The test set is representative of the entire pool. The exhibition set is a set that is favorable to behavioral models because it only contains matches where both participants have a short history of 4 games or less.

Now we can see that our full model is about on par with Glicko-2 in representative cases. It even outperforms Glicko-2 when there are few games on record, because it can utilize the data from the entire game records rather than just wins and losses.

Scatterplot of rating predictions by the model vs Glicko-2 based labels

The scatterplot shows the model predictions for player's ratings in the test set, compared to labels based on Glicko-2. We can see that our model is weak at the extremes. It tends to bias towards the mean.

One reason for this is that the training data is representative of the entire pool, and most players are of intermediate strength. It could be improved by sampling training data uniformly over the rating spectrum.

Another potential cause is that we are limited by the domain network output. The KataGo network is not specifically trained to identify weaker players, and it might not be enough to discern the strongest ranks in one shot. This could be improved by including the domain network weights in the training process for the strength model, thus re-adapting it for the new purpose.

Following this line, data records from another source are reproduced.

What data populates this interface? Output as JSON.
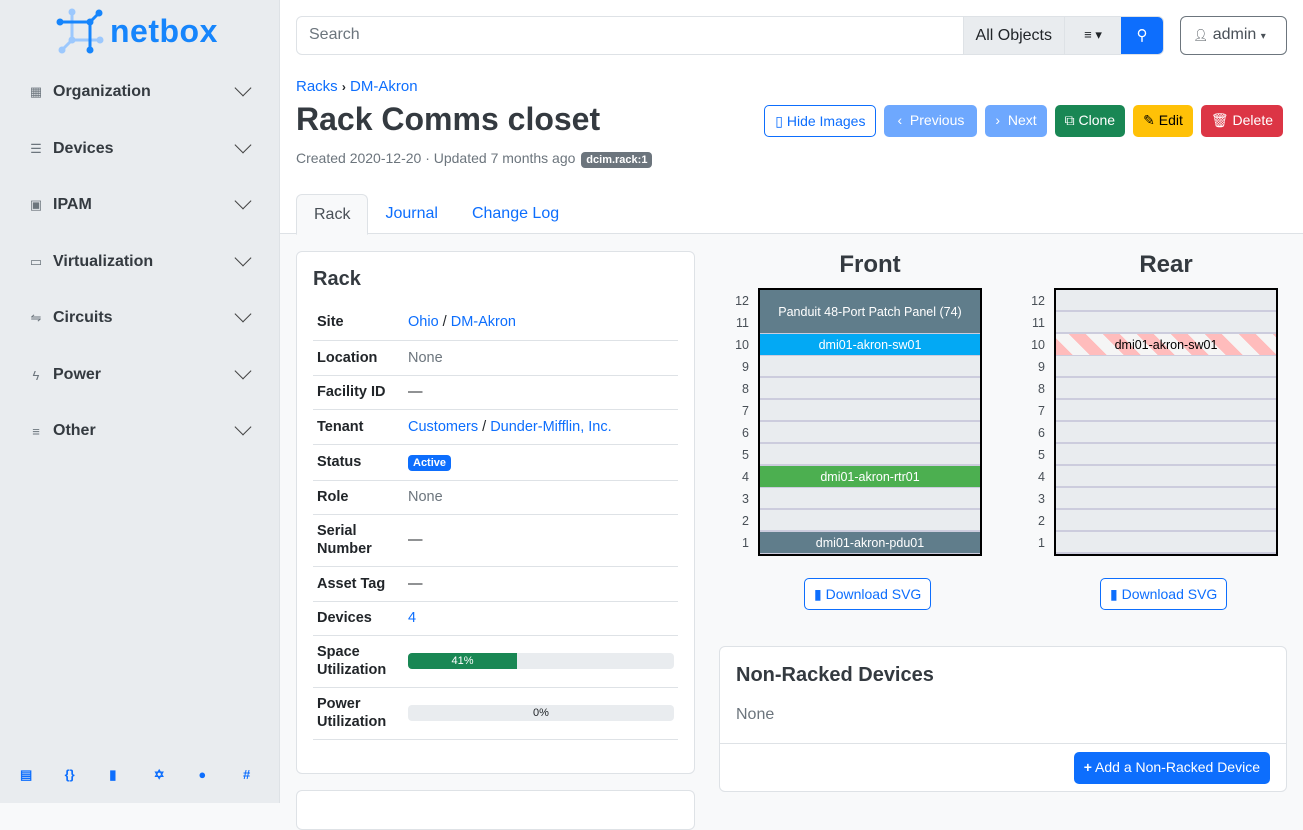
{
  "brand": {
    "name": "netbox",
    "color": "#1685fc"
  },
  "sidebar": {
    "items": [
      {
        "label": "Organization",
        "icon": "building-icon"
      },
      {
        "label": "Devices",
        "icon": "server-icon"
      },
      {
        "label": "IPAM",
        "icon": "ip-icon"
      },
      {
        "label": "Virtualization",
        "icon": "monitor-icon"
      },
      {
        "label": "Circuits",
        "icon": "circuit-icon"
      },
      {
        "label": "Power",
        "icon": "bolt-icon"
      },
      {
        "label": "Other",
        "icon": "lines-icon"
      }
    ],
    "footer_icons": [
      "book-icon",
      "api-icon",
      "docs-icon",
      "graphql-icon",
      "github-icon",
      "slack-icon"
    ]
  },
  "search": {
    "placeholder": "Search",
    "scope": "All Objects"
  },
  "user": {
    "name": "admin"
  },
  "breadcrumb": [
    "Racks",
    "DM-Akron"
  ],
  "page": {
    "title": "Rack Comms closet",
    "meta": "Created 2020-12-20 · Updated 7 months ago",
    "tag": "dcim.rack:1"
  },
  "actions": {
    "hide_images": "Hide Images",
    "previous": "Previous",
    "next": "Next",
    "clone": "Clone",
    "edit": "Edit",
    "delete": "Delete"
  },
  "tabs": [
    "Rack",
    "Journal",
    "Change Log"
  ],
  "rack_card": {
    "title": "Rack",
    "rows": {
      "site": {
        "label": "Site",
        "v1": "Ohio",
        "sep": " / ",
        "v2": "DM-Akron"
      },
      "location": {
        "label": "Location",
        "value": "None"
      },
      "facility": {
        "label": "Facility ID",
        "value": "—"
      },
      "tenant": {
        "label": "Tenant",
        "v1": "Customers",
        "sep": " / ",
        "v2": "Dunder-Mifflin, Inc."
      },
      "status": {
        "label": "Status",
        "value": "Active",
        "color": "#0d6efd"
      },
      "role": {
        "label": "Role",
        "value": "None"
      },
      "serial": {
        "label": "Serial Number",
        "value": "—"
      },
      "asset": {
        "label": "Asset Tag",
        "value": "—"
      },
      "devices": {
        "label": "Devices",
        "value": "4"
      },
      "space": {
        "label": "Space Utilization",
        "value": "41%",
        "percent": 41
      },
      "power": {
        "label": "Power Utilization",
        "value": "0%",
        "percent": 0
      }
    }
  },
  "elevations": {
    "front": {
      "title": "Front",
      "devices": [
        {
          "name": "Panduit 48-Port Patch Panel (74)",
          "top": 12,
          "height": 2,
          "color": "#607d8b"
        },
        {
          "name": "dmi01-akron-sw01",
          "top": 10,
          "height": 1,
          "color": "#03a9f4"
        },
        {
          "name": "dmi01-akron-rtr01",
          "top": 4,
          "height": 1,
          "color": "#4caf50"
        },
        {
          "name": "dmi01-akron-pdu01",
          "top": 1,
          "height": 1,
          "color": "#607d8b"
        }
      ]
    },
    "rear": {
      "title": "Rear",
      "devices": [
        {
          "name": "dmi01-akron-sw01",
          "top": 10,
          "height": 1,
          "color": "striped"
        }
      ]
    },
    "units": [
      12,
      11,
      10,
      9,
      8,
      7,
      6,
      5,
      4,
      3,
      2,
      1
    ],
    "download_label": "Download SVG"
  },
  "non_racked": {
    "title": "Non-Racked Devices",
    "value": "None",
    "add_label": "Add a Non-Racked Device"
  }
}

These improvements are beyond the scope of this thesis and are left as an avenue for further work.

Applications

Apart from the evaluation of the model as a rating system, we also developed two applications as part of this thesis.

The first application is the website How Deep is your Go, where anyone can upload game records and use the strength model to get an estimate. It was posted to the OGS community and got 1000 visits in the first week.

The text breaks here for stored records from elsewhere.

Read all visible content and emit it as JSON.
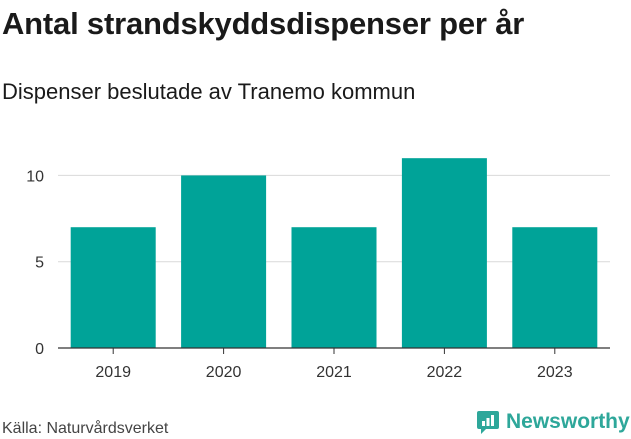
{
  "header": {
    "title": "Antal strandskyddsdispenser per år",
    "subtitle": "Dispenser beslutade av Tranemo kommun"
  },
  "footer": {
    "source": "Källa: Naturvårdsverket",
    "brand": "Newsworthy",
    "brand_color": "#2ea79a"
  },
  "chart_data": {
    "type": "bar",
    "title": "Antal strandskyddsdispenser per år",
    "subtitle": "Dispenser beslutade av Tranemo kommun",
    "categories": [
      "2019",
      "2020",
      "2021",
      "2022",
      "2023"
    ],
    "values": [
      7,
      10,
      7,
      11,
      7
    ],
    "xlabel": "",
    "ylabel": "",
    "ylim": [
      0,
      11.3
    ],
    "yticks": [
      0,
      5,
      10
    ],
    "grid": true,
    "bar_color": "#00a398"
  }
}
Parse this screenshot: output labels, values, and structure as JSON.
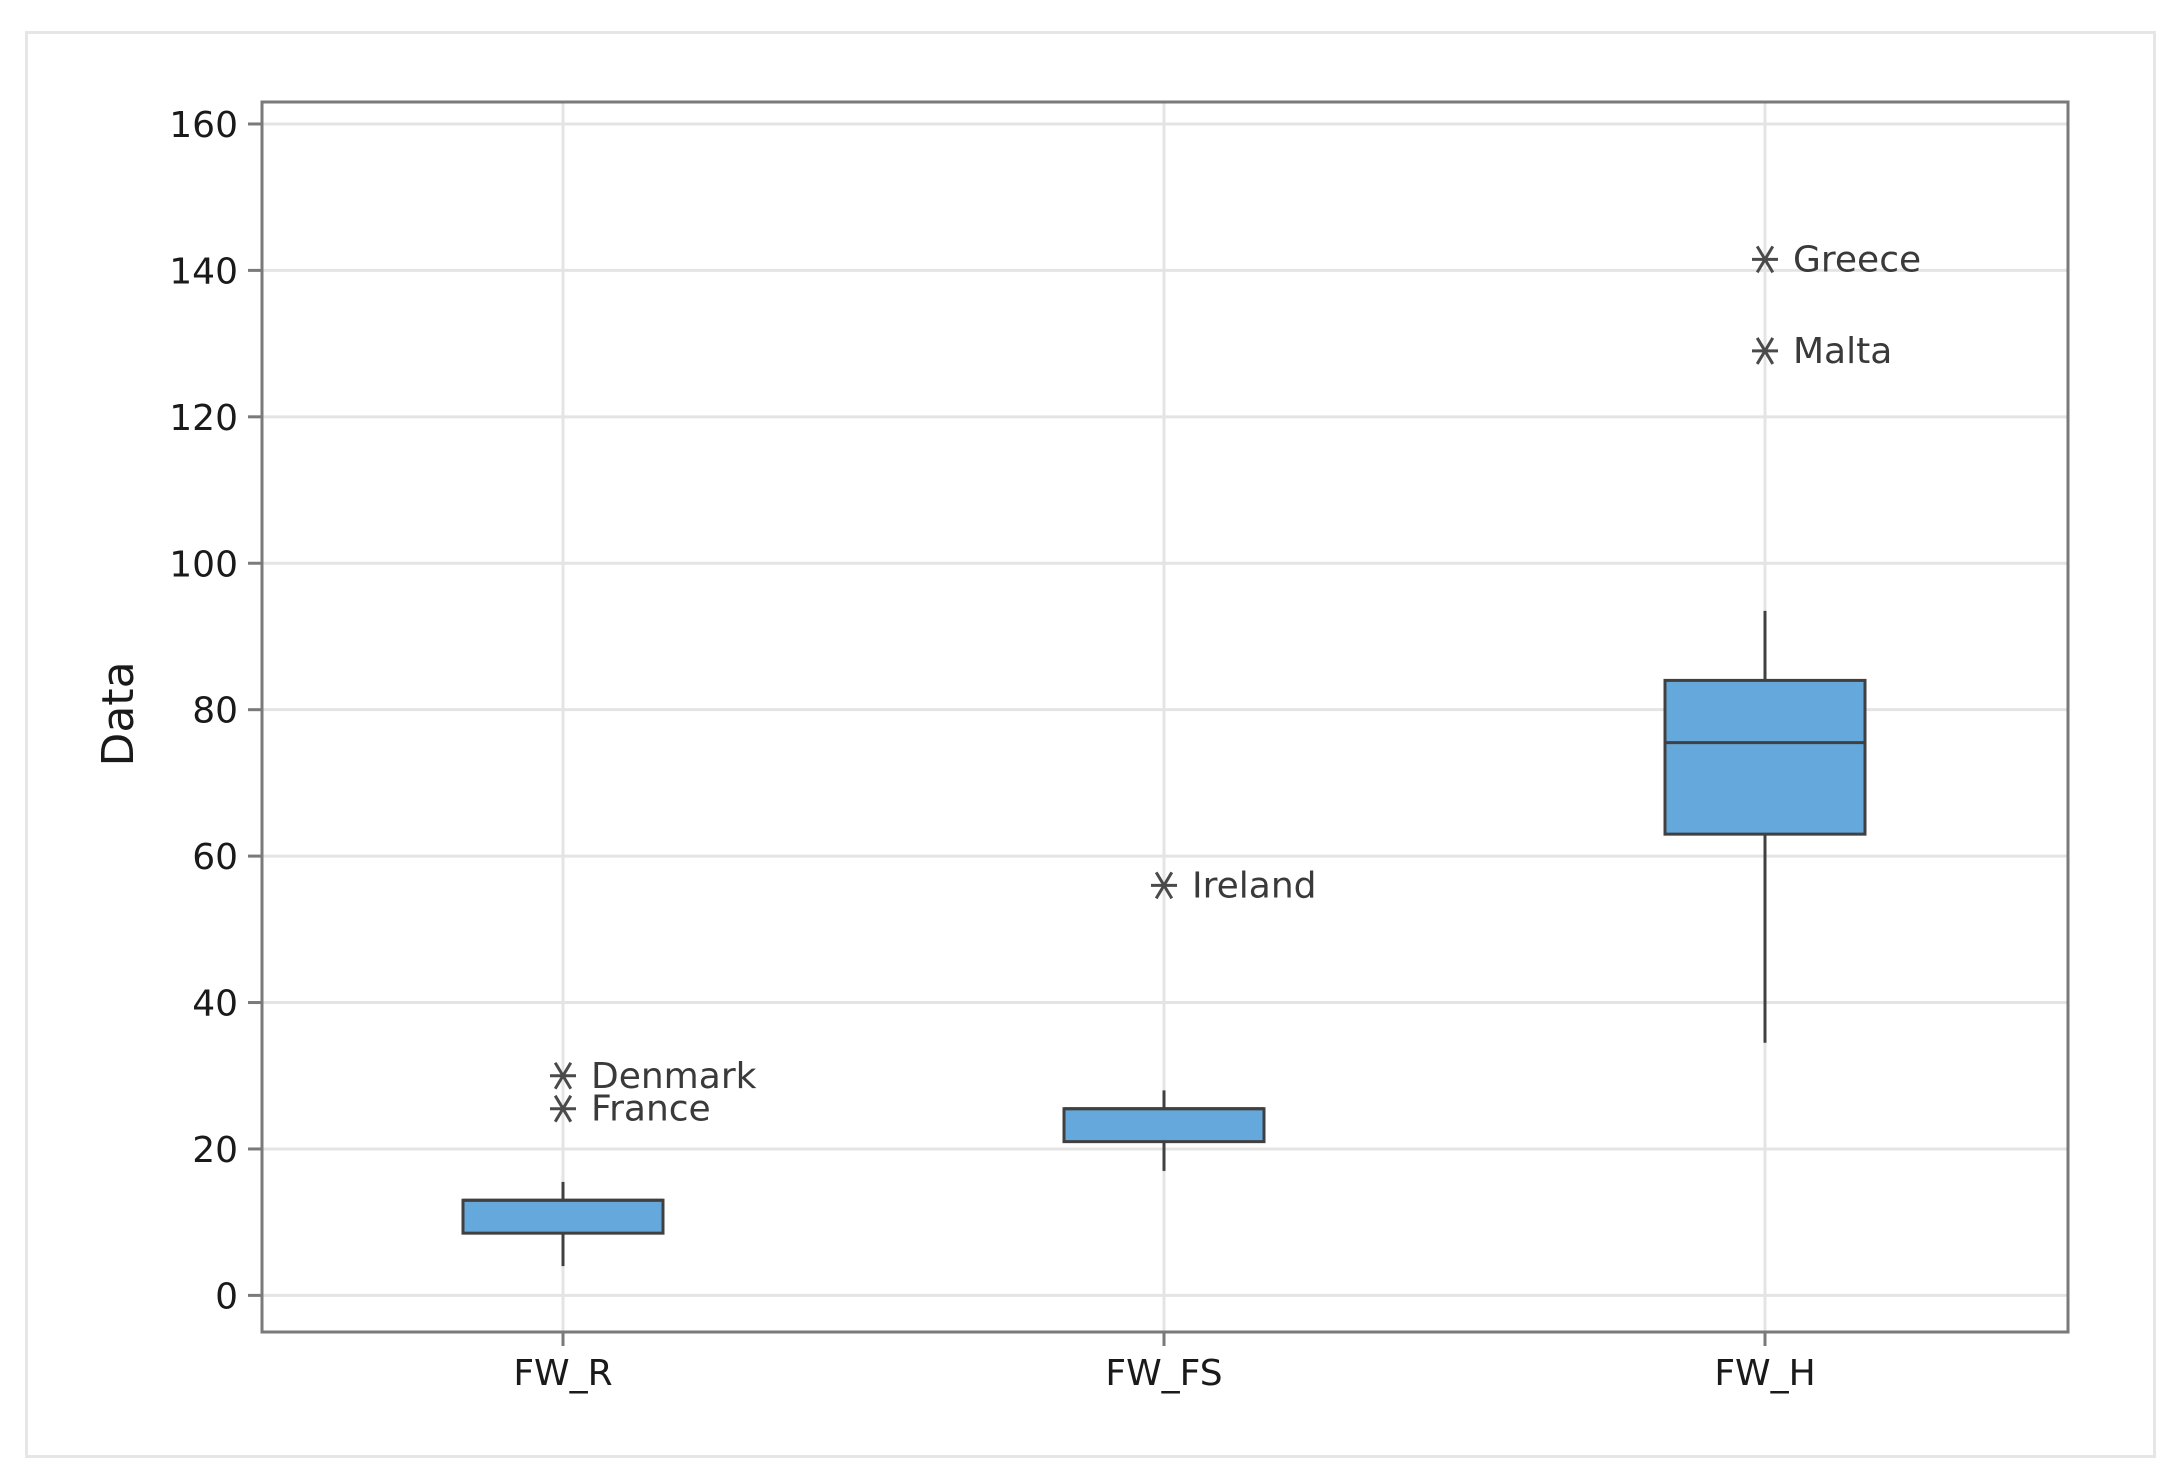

Distribution of ratings for problems from the book Tricks in Joseki

The second application is a systematic evaluation of 80 problems from the book Tricks in Joseki. The book presents the reader with a problem situation, like the one shown in the image. On the next page, there is a success variation and a failure variation. We put each problem into a whole board context and used the strength model to evaluate both variations, to see what rank the player should be to solve the problem or fail at it.

This plot shows all the 80 problems ordered by the rating of the failure variation, represented by the dark point. The horizontal lines connect the problem's failure variation rating to the success variation rating on the same problem.

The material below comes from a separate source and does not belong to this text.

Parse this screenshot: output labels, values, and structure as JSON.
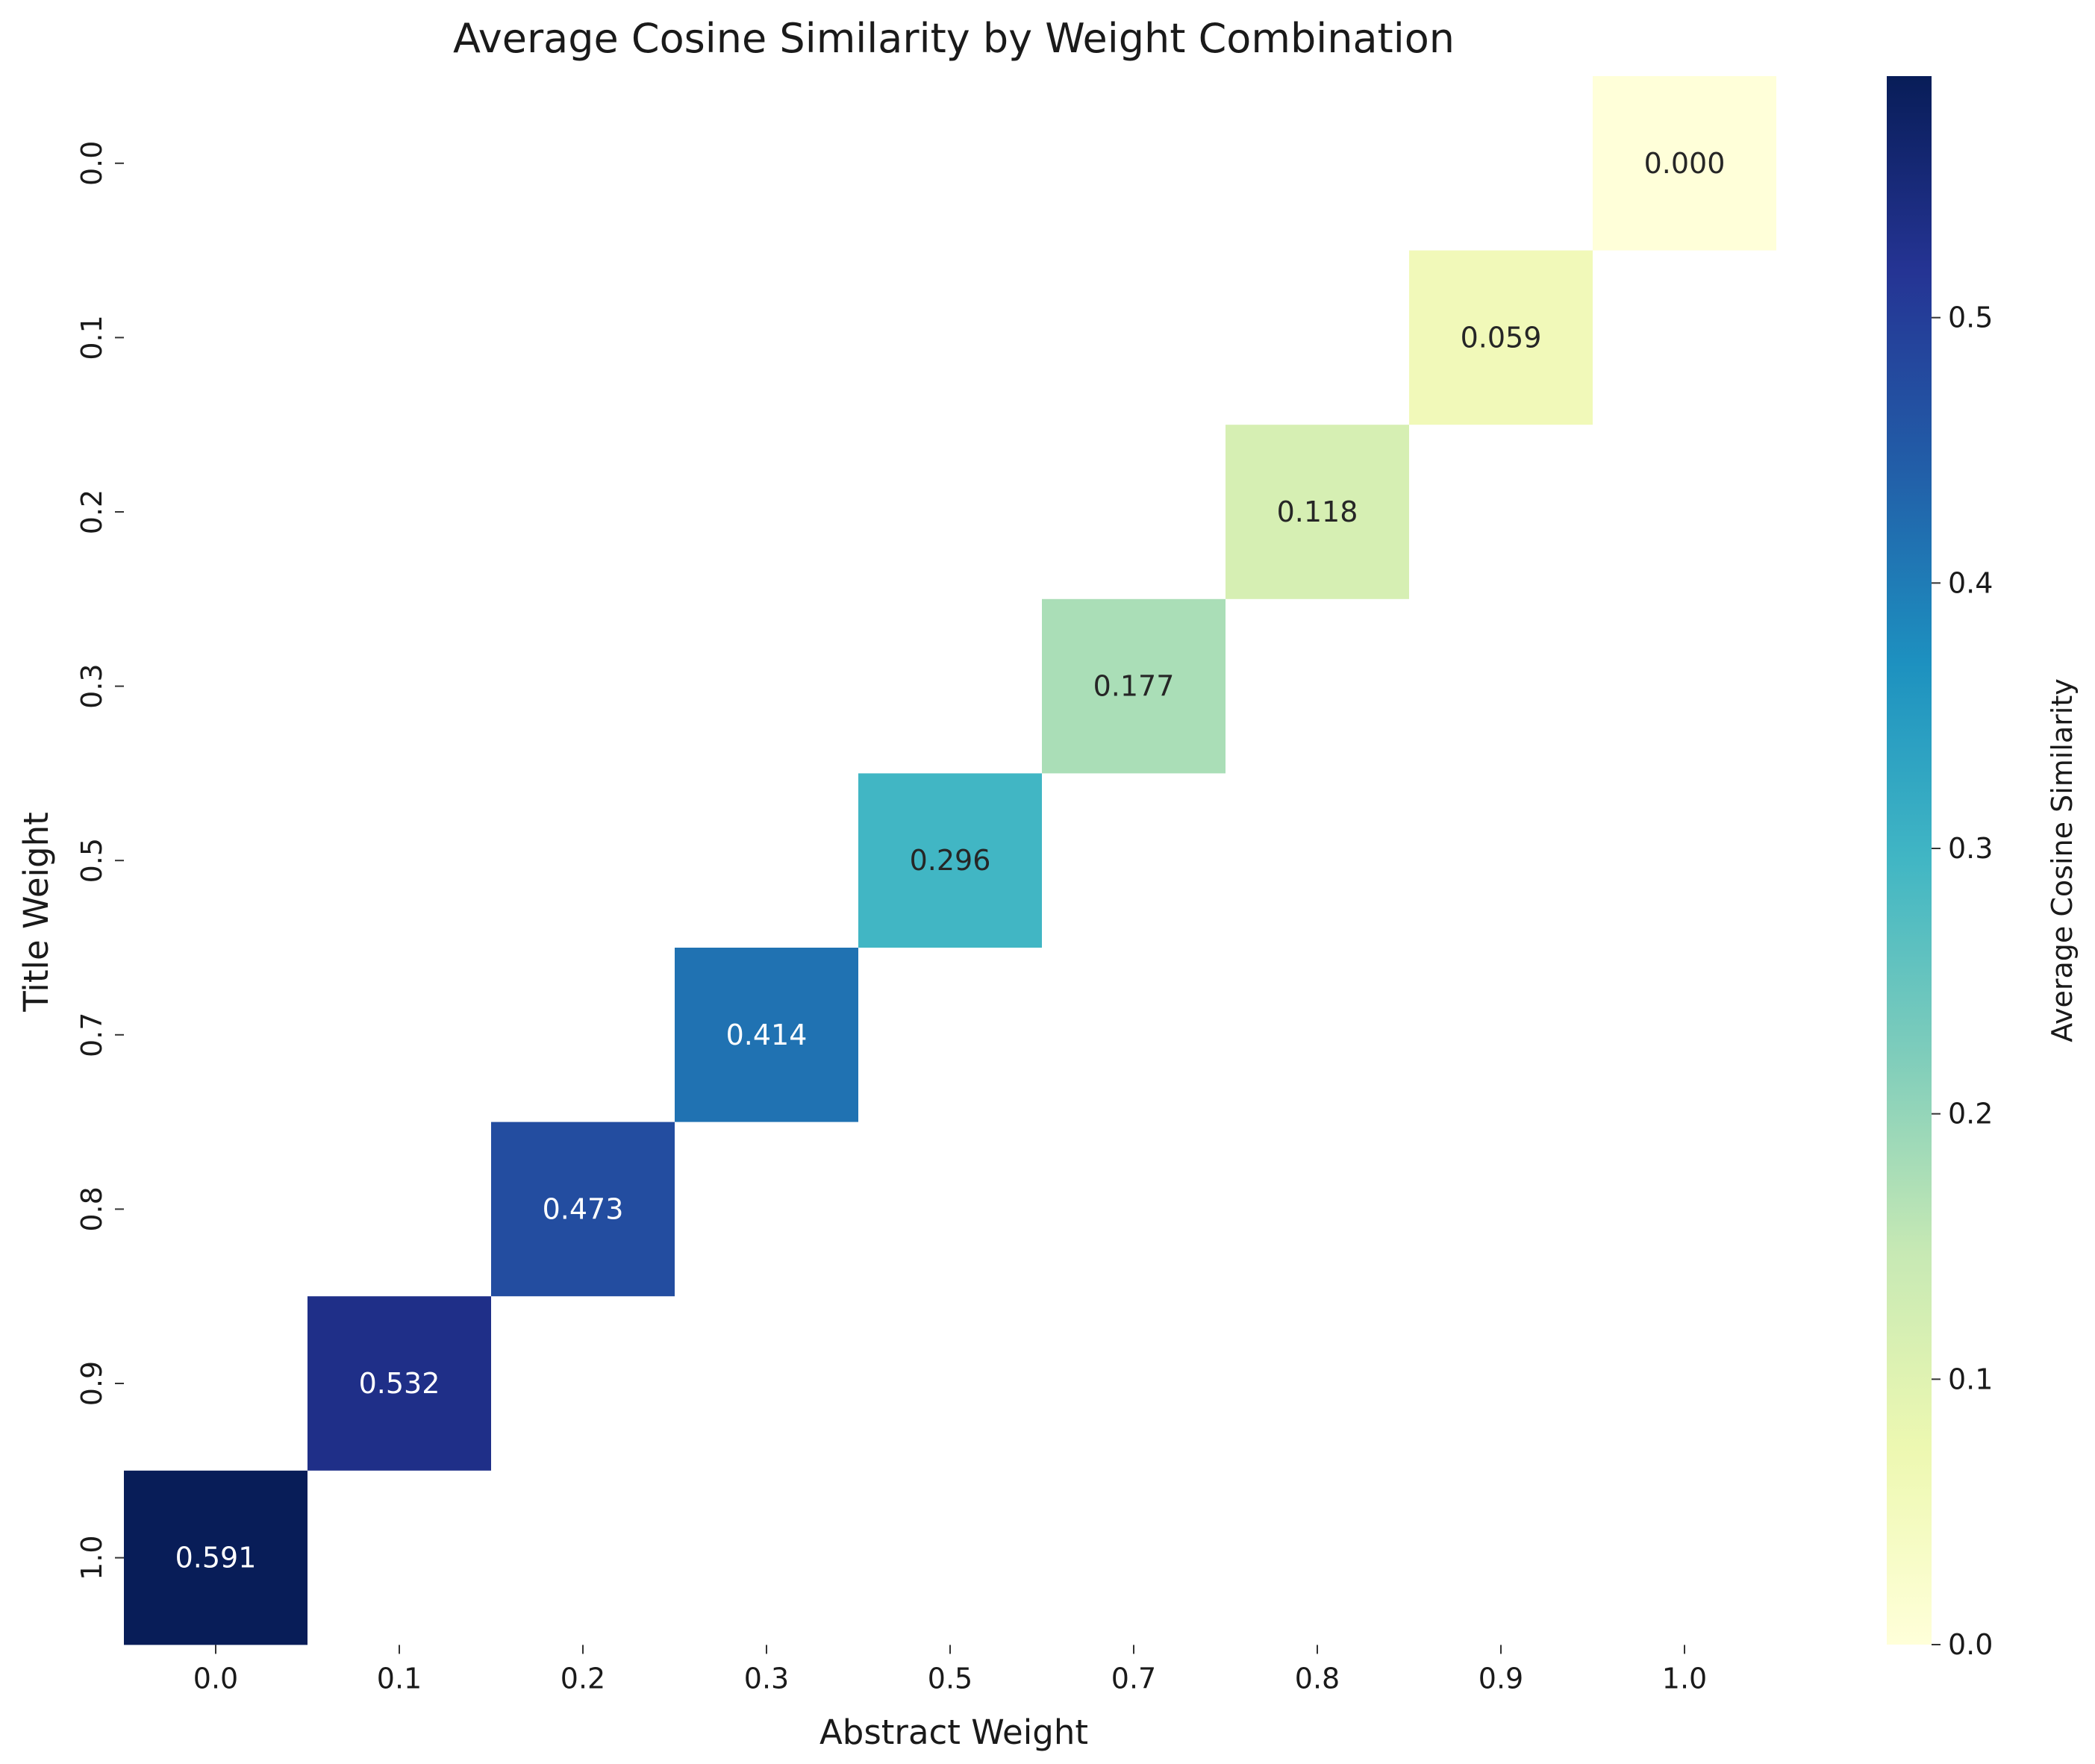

We can see that a player at 4-dan level, a strong amateur player, should generally be able to solve the problems in this book.

The surprising 18 cases are where the refutation is rated lower than the failure on the same problem. We manually examine each of these cases and conclude that 16 of the the book variations are wrong and the so-called failure variation is actually the correct one. In two cases, the strength model was mistaken.

Conclusion

In this thesis, the author trained a neural network model to perform strength estimation in the game of Go. It can accurately predict a player's rating based on fewer game records than required under traditional paired comparison systems. We reuse domain knowledge by transfer learning.